Reimagining personal care by merging skin biology, microorganisms, and the human microbiome

biophile skincare is a beauty startup that isn’t waiting around for the future to arrive. The biophile brand launched late last year, as Cosmetics Design reported​, and is at its core a clean and sustainable beauty brand “powered by biology,” ​as Co-Founder Alison Cutlan notes in the opening remarks of her presentation.

“From a formulator’s standpoint,” ​she says, “we really have to keep the skin biology in mind; and with the microbiome, we are learning that there needs to be a new paradigm shift.”

By “working with biology as a tool,” ​says Cutlan, formulators can develop products that are simultaneously effective, clean, sustainable, and microbiome friendly.

As she explains this means using materials that are grown, using bacteria, yeast, fungi, algae, etc. rather than inputs that are synthesized from petrochemicals or harvested from cultivated or naturally occurring plants. It means, “using living systems to create sustainable materials, [that are] more symbiotic with our bodies and the environment,” ​says Cutlan.

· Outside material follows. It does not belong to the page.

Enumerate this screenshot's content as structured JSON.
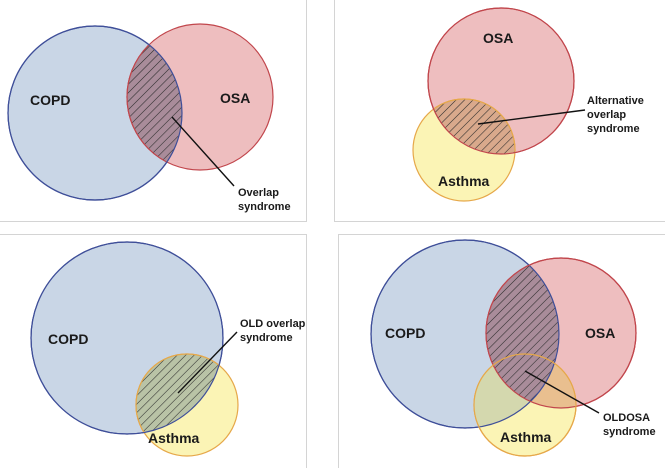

Watch the full video above, which includes presentations from both Coutinho and Cutlan as well as a question-and-answer discussion about what clean beauty in the lab really looks like. In this portion of the video, Coutinho shares her go-to clean beauty silicone replacement ingredient and Cutlan spotlights the whitespace that still exists in clean beauty packaging today.

You can also take a look back at the first two episodes in our Clean & Ethical Beauty Video Series: Episode 1 digging into why this movement matters​ and Episode 2 looking behind the brands to talk about the opportunities and challenges of innovating in the field.

Clean & Ethical Beauty: The experts

Luciana Coutinho, Founder of luluble


Luciana Coutinho is a Chemical Engineer and Founder of the brand strategy and product development consultancy luluble. Her consulting firm specializes in product dev and prototype formulations for cosmetics, OTC products, and medical devices from concept to counter: with exceptional technical assistance from pre-development, development, pre-commercialization to commercialization.

Alison Cutlan, CO-Founder of biophile skincare


Alison Cutlan is a Biologist and Co-Founder of biophile skin care. The innovative indie beauty brand brings “scientific rigor, creativity, and imagination” ​to skin care product development and formulations in a whole new way. As the brand site notes, biophile “merges the power of bio-fermentation and nature to create sustainable, pro-biome skincare that works. Our breakthrough formulas are made with the help of microorganisms (bacteria, yeast, algae). Whether that be our Biotic Broths or other actives we add to our formulas, these ingredients are more bio-compatible, potent and sustainable.”